Die Kinder waren Teil der Bewegung
Was zu dieser Tragödie führte, wird nun vor Gericht eine Rolle spielen - die Fakten des Mordes sind ohnehin klar. Der 10-Jährige hat die Tötung gestanden, die gefundenen Waffen - ein Gewehr, eine Pistole - gehören zum Haushalt. Der Vater selbst hatte sich vor kurzem vor einem Reporter der "New York Times" gebrüstet, seinem Sohn den Umgang mit Waffen und Nachtsichtgeräten beigebracht zu haben.
Denn Jeff Hall hat aus einer rechtsextremen Gesinnung gegenüber seinen Kindern nicht nur kein Hehl gemacht. Er hat sie aktiv einbezogen. Sein Familienhaus war das regionale Versammlungszentrum des NSM. Plattners Fotos zeigen, wie Frau Krista im Garten NSM-Mitglieder fotografiert, die den Hitlergruß machen, daneben spielt eine kleine Tochter des Paares. Tattoos mit SS-Totenköpfen und Hakenkreuzfahnen gehören zum Alltag der fünf Kinder, die in der Familie leben. Der Reporter der New York Times berichtet aber auch, dass die Kinder auch dabei sind, wenn Hassreden gegen Migranten und Schwule geschwungen werden und sich gut in rassistischem Liedgut auskennen.
"National Socialist Movement" und "Viking Youth Corps"

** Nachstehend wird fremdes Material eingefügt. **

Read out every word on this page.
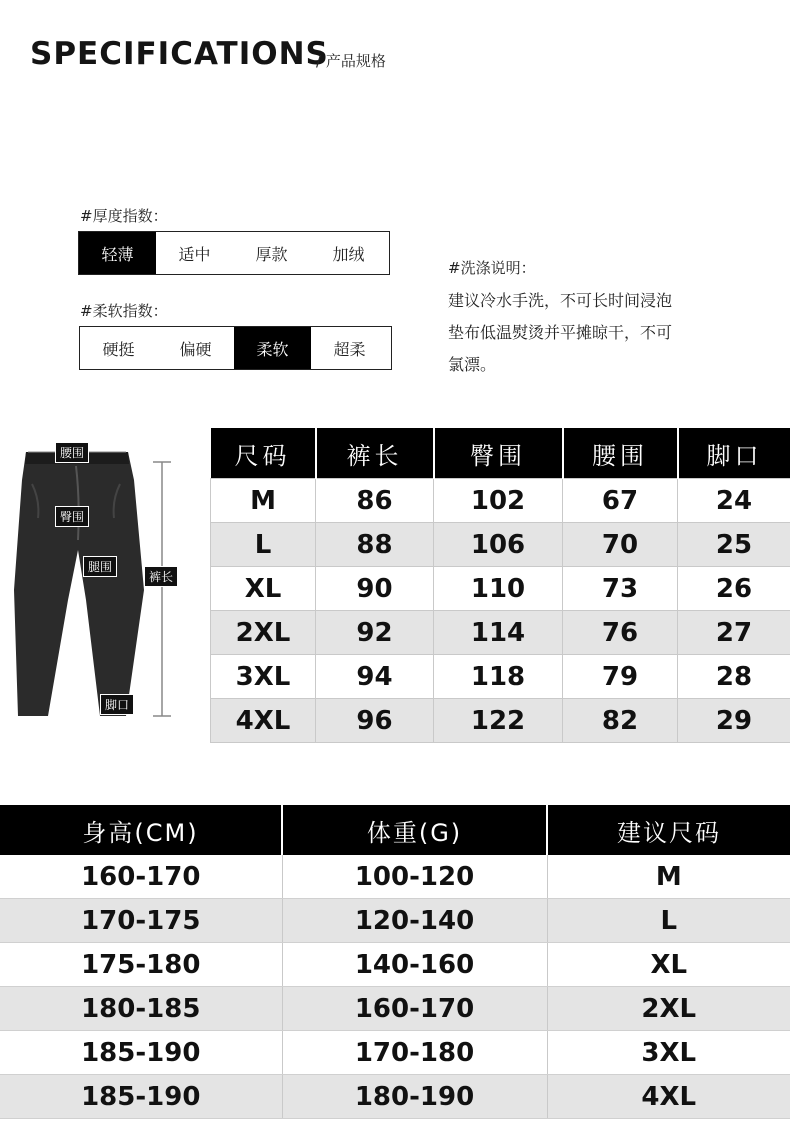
SPECIFICATIONS
/ 产品规格
#厚度指数：
轻薄	适中	厚款	加绒
#柔软指数：
硬挺	偏硬	柔软	超柔
#洗涤说明：
建议冷水手洗，不可长时间浸泡
垫布低温熨烫并平摊晾干，不可
氯漂。
腰围
臀围
腿围
裤长
脚口
尺码	裤长	臀围	腰围	脚口
M	86	102	67	24
L	88	106	70	25
XL	90	110	73	26
2XL	92	114	76	27
3XL	94	118	79	28
4XL	96	122	82	29
身高(CM)	体重(G)	建议尺码
160-170	100-120	M
170-175	120-140	L
175-180	140-160	XL
180-185	160-170	2XL
185-190	170-180	3XL
185-190	180-190	4XL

Das "National Socialist Movement" ist eine der größten Neonazi-Bewegungen in den USA, hat rund 400 Mitglieder in 32 Bundesstaaten. Und das NSM kümmert sich auch gezielt um die Kinder ihrer Mitglieder. Die Jugendorganisation heißt "Viking Youth Corps" und nimmt nur Jungen und Mädchen auf, die Kinder von NSM-Mitlgiedern oder Mitgliedern anderer "pro-weißer" Organisationen sind. Außerdem müssen sie "purer europäischer Abstammung" sein. Auf der Website wird ausgeführt: "Keine Blutlinien jüdischer oder nicht-weißer Rassen." Auch ein "grundlegendes Verständnis von Rassen-Loyalität und Nationalsozialismus" wird verlangt.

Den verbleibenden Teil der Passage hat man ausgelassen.